I really was at a loss. Now we are getting gas. They expect me to pay for it, but didn’t say they would take us. I said, “OK”.
With that, we all stood, made a quick arrangement to meet at the gas station (the only one that I knew in town).
We departed to our separate vehicles. AR and I drove to the gas station and waited. I wondered if we were going to buy gas and never see them again. After all, they still haven’t said yes. AR and I discussed the possibility of a scam, but neither of us felt a scam was afoot. We had both been around the block and they didn’t give that impression. For sure, they hadn’t promised anything.
They didn’t show. AR drove back to the commercial center while I waited. Within a few minutes she called on the radio and said they were on their way, they had to get gas cans.
Jimmie and Lameboy pulled up with 7 – 5 gallon gas cans.
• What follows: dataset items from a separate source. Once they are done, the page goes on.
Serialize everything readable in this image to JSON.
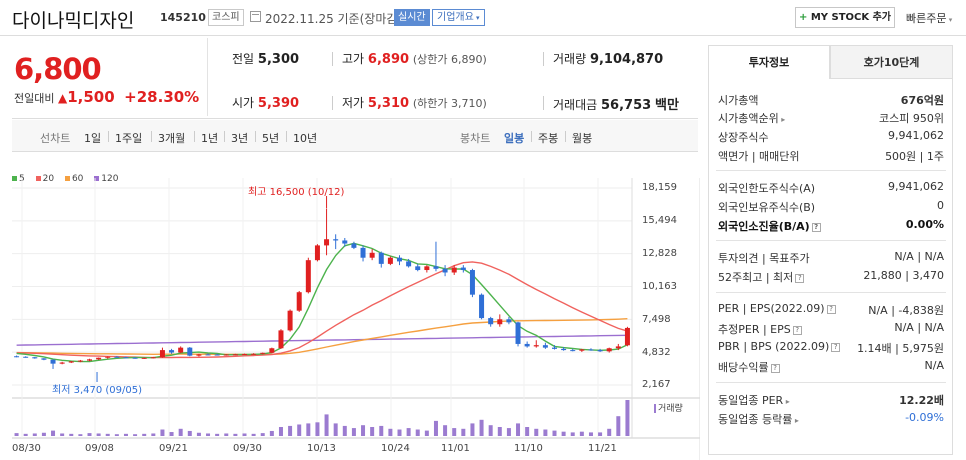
{
  "header": {
    "name": "다이나믹디자인",
    "code": "145210",
    "market": "코스피",
    "date": "2022.11.25 기준(장마감)",
    "realtime": "실시간",
    "company": "기업개요",
    "mystock": "MY STOCK 추가",
    "quick": "빠른주문"
  },
  "quote": {
    "price": "6,800",
    "change_label": "전일대비",
    "change": "1,500",
    "change_pct": "+28.30%",
    "prev_label": "전일",
    "prev": "5,300",
    "high_label": "고가",
    "high": "6,890",
    "upper_limit": "(상한가 6,890)",
    "volume_label": "거래량",
    "volume": "9,104,870",
    "open_label": "시가",
    "open": "5,390",
    "low_label": "저가",
    "low": "5,310",
    "lower_limit": "(하한가 3,710)",
    "amount_label": "거래대금",
    "amount": "56,753",
    "amount_unit": "백만"
  },
  "periods": {
    "line_label": "선차트",
    "line": [
      "1일",
      "1주일",
      "3개월",
      "1년",
      "3년",
      "5년",
      "10년"
    ],
    "candle_label": "봉차트",
    "candle": [
      "일봉",
      "주봉",
      "월봉"
    ],
    "selected": "일봉"
  },
  "chart_data": {
    "type": "candlestick",
    "legend": [
      "5",
      "20",
      "60",
      "120"
    ],
    "colors": {
      "ma5": "#4db34d",
      "ma20": "#f0625e",
      "ma60": "#f5a040",
      "ma120": "#9b6fd0",
      "up": "#e02020",
      "down": "#2f6fd6",
      "volume": "#9b7bd0"
    },
    "y_ticks": [
      "18,159",
      "15,494",
      "12,828",
      "10,163",
      "7,498",
      "4,832",
      "2,167"
    ],
    "ylim": [
      2167,
      18159
    ],
    "x_ticks": [
      "08/30",
      "09/08",
      "09/21",
      "09/30",
      "10/13",
      "10/24",
      "11/01",
      "11/10",
      "11/21"
    ],
    "max_label": "최고 16,500 (10/12)",
    "min_label": "최저 3,470 (09/05)",
    "volume_label": "거래량",
    "ohlc": [
      [
        4500,
        4560,
        4420,
        4460
      ],
      [
        4460,
        4500,
        4380,
        4420
      ],
      [
        4420,
        4440,
        4300,
        4330
      ],
      [
        4330,
        4350,
        4180,
        4220
      ],
      [
        4220,
        4250,
        3470,
        3900
      ],
      [
        3900,
        4050,
        3850,
        3990
      ],
      [
        3990,
        4120,
        3950,
        4080
      ],
      [
        4080,
        4200,
        4020,
        4150
      ],
      [
        4150,
        4300,
        4100,
        4250
      ],
      [
        4250,
        4400,
        4200,
        4380
      ],
      [
        4380,
        4500,
        4300,
        4460
      ],
      [
        4460,
        4520,
        4400,
        4420
      ],
      [
        4420,
        4470,
        4350,
        4380
      ],
      [
        4380,
        4420,
        4300,
        4340
      ],
      [
        4340,
        4400,
        4280,
        4370
      ],
      [
        4370,
        4450,
        4320,
        4420
      ],
      [
        4420,
        5200,
        4380,
        5000
      ],
      [
        5000,
        5100,
        4700,
        4800
      ],
      [
        4800,
        5300,
        4750,
        5200
      ],
      [
        5200,
        5250,
        4500,
        4550
      ],
      [
        4550,
        4700,
        4480,
        4650
      ],
      [
        4650,
        4720,
        4580,
        4640
      ],
      [
        4640,
        4700,
        4560,
        4600
      ],
      [
        4600,
        4680,
        4550,
        4640
      ],
      [
        4640,
        4700,
        4590,
        4660
      ],
      [
        4660,
        4720,
        4600,
        4680
      ],
      [
        4680,
        4750,
        4620,
        4700
      ],
      [
        4700,
        4800,
        4650,
        4780
      ],
      [
        4780,
        5200,
        4750,
        5150
      ],
      [
        5150,
        6700,
        5100,
        6600
      ],
      [
        6600,
        8300,
        6500,
        8200
      ],
      [
        8200,
        9800,
        8100,
        9700
      ],
      [
        9700,
        12500,
        9600,
        12300
      ],
      [
        12300,
        13600,
        12200,
        13500
      ],
      [
        13500,
        16500,
        12700,
        14000
      ],
      [
        14000,
        14400,
        13200,
        13900
      ],
      [
        13900,
        14100,
        13400,
        13650
      ],
      [
        13650,
        13800,
        13200,
        13300
      ],
      [
        13300,
        13500,
        12200,
        12500
      ],
      [
        12500,
        13200,
        12300,
        12900
      ],
      [
        12900,
        13000,
        11700,
        12000
      ],
      [
        12000,
        12600,
        11900,
        12500
      ],
      [
        12500,
        12700,
        11900,
        12200
      ],
      [
        12200,
        12400,
        11700,
        11800
      ],
      [
        11800,
        12000,
        11400,
        11500
      ],
      [
        11500,
        11900,
        11300,
        11800
      ],
      [
        11800,
        13800,
        11400,
        11600
      ],
      [
        11600,
        11900,
        11000,
        11300
      ],
      [
        11300,
        11900,
        11100,
        11700
      ],
      [
        11700,
        11900,
        11300,
        11500
      ],
      [
        11500,
        11600,
        9300,
        9500
      ],
      [
        9500,
        9600,
        7500,
        7600
      ],
      [
        7600,
        7700,
        6900,
        7100
      ],
      [
        7100,
        7900,
        6900,
        7500
      ],
      [
        7500,
        7700,
        7100,
        7250
      ],
      [
        7250,
        7300,
        5300,
        5500
      ],
      [
        5500,
        5700,
        5200,
        5300
      ],
      [
        5300,
        5800,
        5200,
        5400
      ],
      [
        5400,
        5600,
        5100,
        5200
      ],
      [
        5200,
        5400,
        5050,
        5100
      ],
      [
        5100,
        5250,
        4950,
        5000
      ],
      [
        5000,
        5100,
        4900,
        4950
      ],
      [
        4950,
        5100,
        4850,
        5050
      ],
      [
        5050,
        5150,
        4950,
        5000
      ],
      [
        5000,
        5100,
        4850,
        4900
      ],
      [
        4900,
        5200,
        4800,
        5150
      ],
      [
        5150,
        5500,
        5000,
        5300
      ],
      [
        5390,
        6890,
        5310,
        6800
      ]
    ],
    "volume": [
      0.08,
      0.06,
      0.07,
      0.09,
      0.15,
      0.07,
      0.06,
      0.05,
      0.08,
      0.07,
      0.06,
      0.05,
      0.06,
      0.05,
      0.06,
      0.07,
      0.18,
      0.11,
      0.2,
      0.14,
      0.09,
      0.07,
      0.06,
      0.07,
      0.06,
      0.07,
      0.06,
      0.08,
      0.14,
      0.25,
      0.28,
      0.32,
      0.35,
      0.38,
      0.6,
      0.35,
      0.28,
      0.22,
      0.3,
      0.25,
      0.28,
      0.2,
      0.18,
      0.22,
      0.18,
      0.15,
      0.42,
      0.3,
      0.22,
      0.2,
      0.35,
      0.45,
      0.3,
      0.25,
      0.22,
      0.35,
      0.25,
      0.2,
      0.18,
      0.15,
      0.12,
      0.1,
      0.12,
      0.1,
      0.1,
      0.2,
      0.55,
      1.0
    ]
  },
  "panel": {
    "tab1": "투자정보",
    "tab2": "호가10단계",
    "rows1": [
      {
        "label": "시가총액",
        "value": "676억원",
        "bold": true
      },
      {
        "label": "시가총액순위",
        "value": "코스피 950위"
      },
      {
        "label": "상장주식수",
        "value": "9,941,062"
      },
      {
        "label": "액면가 | 매매단위",
        "value": "500원 | 1주"
      }
    ],
    "rows2": [
      {
        "label": "외국인한도주식수(A)",
        "value": "9,941,062"
      },
      {
        "label": "외국인보유주식수(B)",
        "value": "0"
      },
      {
        "label": "외국인소진율(B/A)",
        "value": "0.00%",
        "bold": true
      }
    ],
    "rows3": [
      {
        "label": "투자의견 | 목표주가",
        "value": "N/A | N/A"
      },
      {
        "label": "52주최고 | 최저",
        "value": "21,880 | 3,470"
      }
    ],
    "rows4": [
      {
        "label": "PER | EPS(2022.09)",
        "value": "N/A | -4,838원"
      },
      {
        "label": "추정PER | EPS",
        "value": "N/A | N/A"
      },
      {
        "label": "PBR | BPS (2022.09)",
        "value": "1.14배 | 5,975원"
      },
      {
        "label": "배당수익률",
        "value": "N/A"
      }
    ],
    "rows5": [
      {
        "label": "동일업종 PER",
        "value": "12.22배",
        "bold": true
      },
      {
        "label": "동일업종 등락률",
        "value": "-0.09%"
      }
    ]
  }
}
They proceeded to chat with the attendant in Cree. AR and I stood around a little awkward. With the cans full, we gathered in the cramped space of the gas station. The young male attendants wrote on paper receipts, punched a calculator. Jimmie requested a half dozen cans of “mixed oil”. The total came to just over $200 – a great price for Canadian Fuel as Jimmie was “First Nations” and a good share of the fuel was tax free.
I had cash in hand, but I wasn’t supposed to be obvious about it. As I stood behind Jimmie, I noticed his hand was outstretched behind him, slyly, for a secret exchange of money. I placed a wad of cash in it, he presented it to the attendant as if he had pulled it from his own pocket. He received a “toonie” (Two dollar coin) and a couple of “loonies” (one dollar coins) as change and, like a magician, offered it back to me behind his back.
With fuel loaded, Jimmie, his cousin, AR and I awkwardly gathered outside. We stared into the distance in different directions.
“Longue Pointe”, Jimmie said.
“Longue Pointe”, I confirmed.
“What time?”, he asked.
“What’s good for you?”, I asked.
He stared into the distance, deep in thought. We all paused for a minute as if I didn’t really ask a question. Finally, I said, “8 to 9?”
With that, Jimmie nodded and walked away. AR and I departed for our vehicles. As I climbed into my Jeep, Jimmie’s cousin suddenly appeared at my passenger window. I looked at him. He stood appraisingly with both arms on the door. Then, with much earnestness, he lifted a hand and pointed at me. In a hushed tone, with a squinting eye, he said, “Be good to Jimmie, he is a good guy.”
I paused for a minute. I searched his gaze, knowing without any reservation, exactly what he meant.
“You already know. . . “, I said, pausing for a minute, “that I will.”
He smiled then simply walked away.
AR and I drove back to let the group know. They had lots of questions. How much? When are we leaving?
I answered the questions without confidence. I simply said, “it’s a Cree thing, he will be there tomorrow between 8 and 9. . . I think.” They all seemed to understand.
With that, we left Chisasibi for the 50 mile drive to Longue Pointe. We set up camp again, on the rocks, as the wind calmed, the rain stopped, the clouds scattered, and the tide sank back into the ocean.
Just as we began to settle down for sleep, a deep bright orange light came through the windows. The sky turned blood orange just as the sun began to set. The wind died completely, and the sky was painted with broad strokes of orange and deep yellow.
As the saying goes, “Orange at night, sailor’s delight”. We took some pictures, stared silently at the sunset and went to bed.